Splash
- Species: Aonyx cinereus
- Sex: Male
- Born: 2023 (age 2–3) Wildlife World Zoo; Litchfield Park, Arizona;
- Known for: Search and rescue operations
- Owner: Michael Hadsell
- Residence: Englewood, Florida

= Splash (otter) =

Asian small-clawed otter (born 2023)

Splash is an Asian small-clawed otter trained in search and rescue techniques. With an otter's ability to detect scents underwater, he has been used by the Martin County's Sheriff Office to dive and find unrecovered bodies in Florida waterways. According to several news sources, Splash was the first otter in the United States trained in search and rescue.

==Background==
Michael Hadsell trains and prepares animals to perform search and rescue functions at the Peace River K9 Search and Rescue facility located in Englewood, Florida. Hadsell, who has been a forensic diver since 2016, had learned about otters' ability to be trained in fishing by detecting underwater odors. Otters detect scents underwater by blowing bubbles and quickly re-inhaling them; the inhaled bubbles absorb odors from the surrounding water. In 2019, he did preliminary tests with an otter at a local aquarium and then more training with two river otters purchased through a retailer of exotic pets.

==Training==
Splash was born in Litchfield Park, Arizona at Wildlife World Zoo. At four months of age, he was donated to Hadsell for training.

Hadsell trained Splash in his home swimming pool. He would hide objects in the pool marked with the scent of human remains and place the same scent on a ball. When he said a code word, Splash was trained to sniff the ball, dive into the water and seek out the matching scent on the hidden object in the pool. He was rewarded for matching the scent with a piece of farmed salmon. Splash trained for four months before participating in his first recovery operation in Alabama, where he helped find a weapon used in a 25-year-old murder case.

==Recovery career==
By October 2025, Splash had participated in 20 additional recovery missions and made four recoveries of human remains. Hadsell adapted his training to include sending messages through tugs on a string tied to Splash in addition to verbal cues.

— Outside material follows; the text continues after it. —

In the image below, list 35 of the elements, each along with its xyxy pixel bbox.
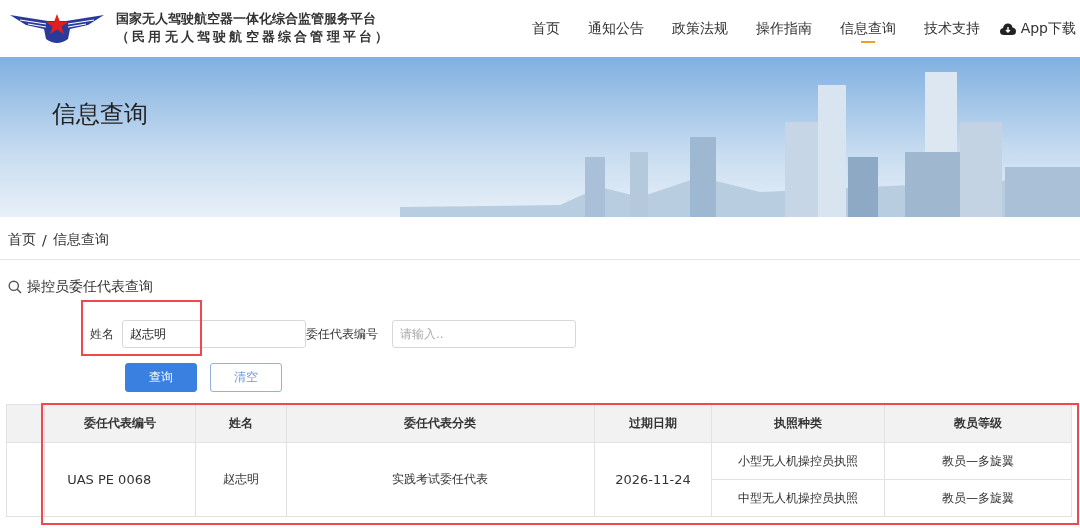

According to Hadsell, Splash is expected to be able to work until age 10. Significant hazards for his work in recovery include alligators. Due to demand from investigative agencies in Florida, where up to two people go missing underwater each year in Martin County alone, Hadsell has begun training another otter in recovery techniques.

==Media coverage==
Splash was featured by Tampa TV station WTSP in May 2025, a story that promoted search and rescue otters as a potential solution to cold cases and that was aggregated by news outlets worldwide.